ARC ONE Gallery presents Looking back to see if they still look back at me, an exhibition of paintings by Marina Rolfe. This is Rolfe’s first solo exhibition at the gallery.
Rolfe’s abstractions are a tangle of different places. Using elements from real environments, she creates new compositions that reveal themselves with each layer of paint. First, Rolfe will make a sketch, collaging disparate locations that spark visceral emotions. It could be a field of lavender, a rugged cliff face, a patch of mist, or a mountain trail. However, in the final painting, Rolfe doesn’t want you to see the lavender or the cliff or the mist. Each element has been carefully chosen for its emotional charge; erasing the specificity of place and replacing it with the sensuality of paint. Don’t look for any particular location. As Colleen Ahern, one of Rolfe’s mentors, once observed, “sometimes painting is really about the paint.”

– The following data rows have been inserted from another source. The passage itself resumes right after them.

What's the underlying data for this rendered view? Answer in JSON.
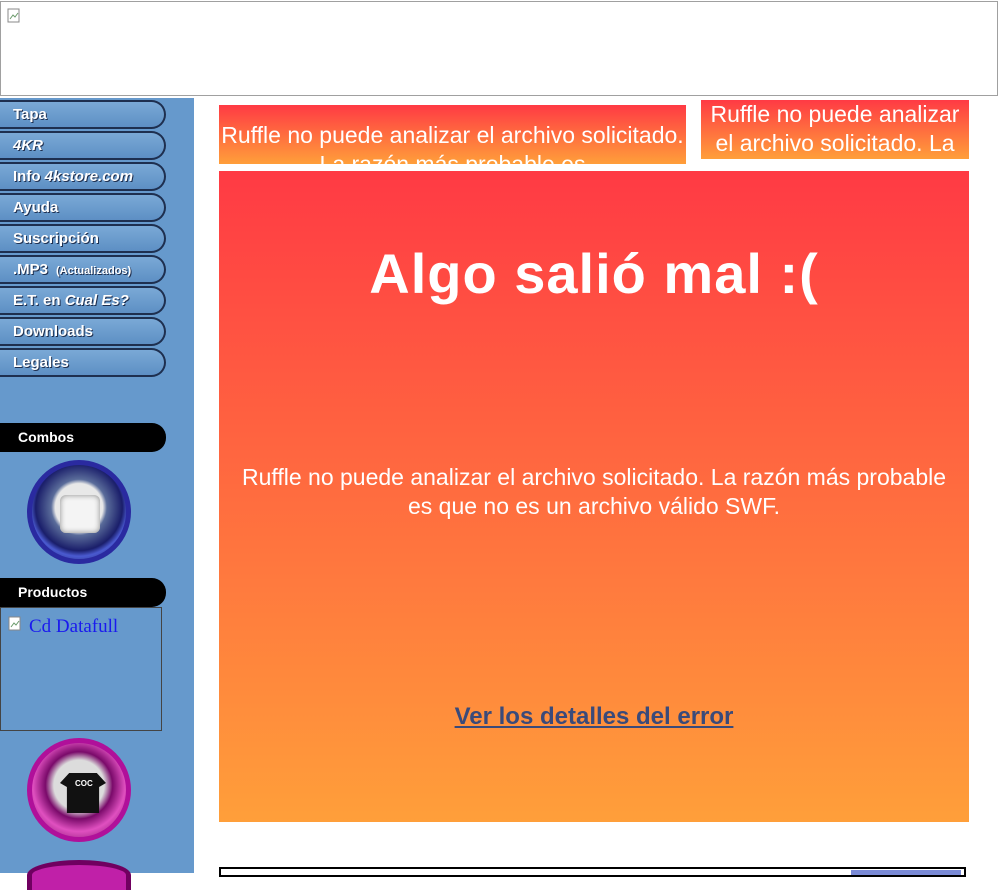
{
  "nav": {
    "items": [
      {
        "label": "Tapa"
      },
      {
        "label": "4KR"
      },
      {
        "label": "Info",
        "extra": "4kstore.com"
      },
      {
        "label": "Ayuda"
      },
      {
        "label": "Suscripción"
      },
      {
        "label": ".MP3",
        "extra": "(Actualizados)"
      },
      {
        "label": "E.T. en",
        "extra": "Cual Es?"
      },
      {
        "label": "Downloads"
      },
      {
        "label": "Legales"
      }
    ]
  },
  "sections": {
    "combos": "Combos",
    "productos": "Productos",
    "product_link": "Cd Datafull",
    "shirt_logo": "COC"
  },
  "ruffle": {
    "small_1": "Ruffle no puede analizar el archivo solicitado. La razón más probable es",
    "small_2": "Ruffle no puede analizar el archivo solicitado. La razón",
    "title": "Algo salió mal :(",
    "message": "Ruffle no puede analizar el archivo solicitado. La razón más probable es que no es un archivo válido SWF.",
    "details_link": "Ver los detalles del error"
  },
  "colors": {
    "sidebar": "#6699cc",
    "ruffle_top": "#ff3a44",
    "ruffle_bottom": "#ff9f3a"
  }
}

Rolfe prefers to work in silence, so that it is just her brush, her paint, and the beat of her own pulse. In this state Rolfe is “very present.” Her mark-making straddles the line between intuition and decisiveness. Every colour, every paint stroke, feels selected and deliberate, yet taken all together they impart an overwhelming feeling of spontaneity. This powerful combination of opposites—control and improvisation—is her signature.
When Rolfe has finished a painting, she’ll ask you what you see when you look at it. She’s not analysing you. This isn’t a Rorschach test. Rolfe is curious to know what associations you make. The artist will invite you to sit and look for a long time. This is the best way to appreciate a Rolfe: imagine you are eleven years old, and you’ve got nowhere to be; you’re lying in a bed of thick, green grass with your best friend, and you’re both gazing up at the clouds. You might see a dog, the head of an elderly woman, a clenched fist, and a misty mountain. You can’t quite see the scuba diver that your friend points out, and that’s okay. Sometimes a corner of the world swells with profound meaning. And sometimes clouds are really just clouds.
Opening Event: Wednesday 15 May, 6 – 8pm.